Madres espirituales

 

En el monacato primitivo, el acompañamiento espiritual estaba ampliamente difundido. Más aún, era obligación que cada monje joven tuviera un padre espiritual a quien debía revelar sus pensamientos y sentimientos, a quien debía absoluta obediencia. Los monjes no hablan en este punto de acompañamiento sino de paternidad espiritual. El padre espiritual es más que un educador, más que un rabino o maestro de la ley judío. Porque su paternidad se funda en la paternidad divina. Padre es aquel que confiere ser y vida a otro. Dios es Padre en sentido absoluto. De Él ha recibido Cristo su paternidad para con nosotros. Y el padre espiritual debe imitar a Cristo, nuestro Padre: “Ya que ustedes son padres, imiten a Cristo Padre y aliméntennos con el pan de cebada de la enseñanza de cómo mejorar las costumbres.”

 

Evagrio llama a Cristo no sólo padre sino también madre: “Este mismo Cristo puede designarse, según el contexto, como padre o bien como madre: Como padre de aquellos que poseen el espíritu de la filiación, pero como madre de aquellos que aún necesitan de la leche y no de comida sólida.
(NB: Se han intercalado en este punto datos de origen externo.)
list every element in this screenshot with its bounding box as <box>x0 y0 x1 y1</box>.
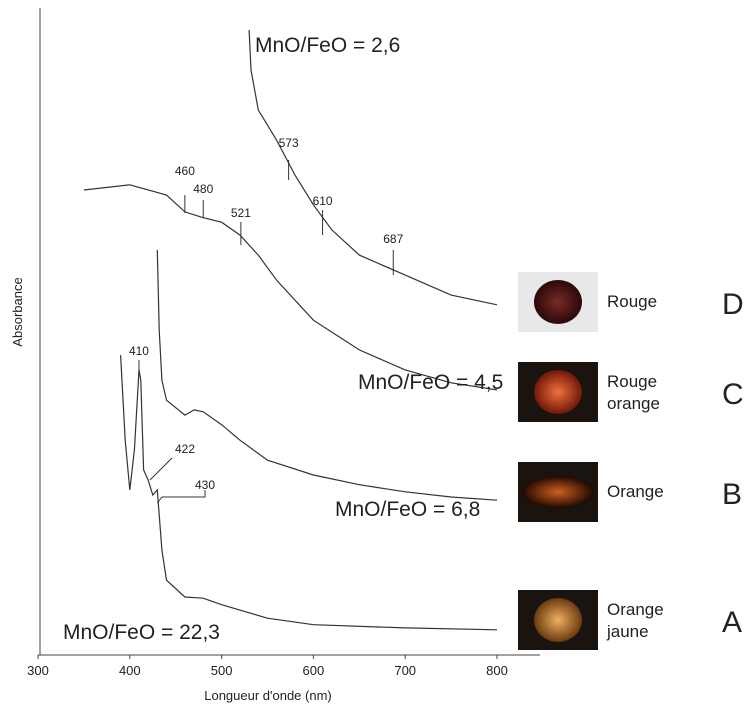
sample-label: orange <box>607 394 660 413</box>
sample-letter: C <box>722 378 744 411</box>
sample-letter: A <box>722 606 742 639</box>
spectrum-line <box>248 29 498 306</box>
series-label: MnO/FeO = 22,3 <box>63 621 220 644</box>
gem <box>522 476 594 508</box>
series-label: MnO/FeO = 2,6 <box>255 34 400 57</box>
spectrum-line <box>156 249 498 501</box>
x-tick-label: 700 <box>394 663 416 678</box>
peak-label: 480 <box>193 182 213 196</box>
x-tick-label: 300 <box>27 663 49 678</box>
sample-label: Orange <box>607 482 664 501</box>
gem <box>534 370 582 414</box>
peak-marker <box>149 457 173 481</box>
spectrum-line <box>120 355 498 631</box>
sample-label: Rouge <box>607 292 657 311</box>
peak-label: 410 <box>129 344 149 358</box>
sample-letter: D <box>722 288 744 321</box>
x-tick-label: 600 <box>303 663 325 678</box>
x-axis-label: Longueur d'onde (nm) <box>204 688 332 703</box>
x-tick-label: 400 <box>119 663 141 678</box>
x-tick-label: 500 <box>211 663 233 678</box>
y-axis-label: Absorbance <box>10 277 25 346</box>
peak-label: 430 <box>195 478 215 492</box>
sample-letter: B <box>722 478 742 511</box>
series-label: MnO/FeO = 4,5 <box>358 371 503 394</box>
gem <box>534 280 582 324</box>
sample-label: Orange <box>607 600 664 619</box>
peak-marker <box>156 490 206 504</box>
peak-label: 610 <box>313 194 333 208</box>
peak-label: 573 <box>279 136 299 150</box>
spectrum-line <box>83 184 498 391</box>
x-tick-label: 800 <box>486 663 508 678</box>
peak-label: 687 <box>383 232 403 246</box>
peak-label: 460 <box>175 164 195 178</box>
series-label: MnO/FeO = 6,8 <box>335 498 480 521</box>
gem <box>534 598 582 642</box>
sample-label: Rouge <box>607 372 657 391</box>
peak-label: 422 <box>175 442 195 456</box>
sample-label: jaune <box>606 622 649 641</box>
peak-label: 521 <box>231 206 251 220</box>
Así el Cristo que hablaba a través de san Pablo fue padre de los efesios, en cuanto les reveló los misterios de la sabiduría; pero fue madre de los corintios, en cuanto los alimentó con leche.”

 

De este modo, en el monacato no sólo hay padres espirituales sino también madres espirituales, las así llamadas “ammas”. Su maternidad imita a Cristo como madre nuestra. Y se las cree igualmente capaces de acompañar a los hombres en su camino hacia Dios, sobre todo, naturalmente, a las mujeres, cuya psiquis ellas comprenden mejor.

A. G.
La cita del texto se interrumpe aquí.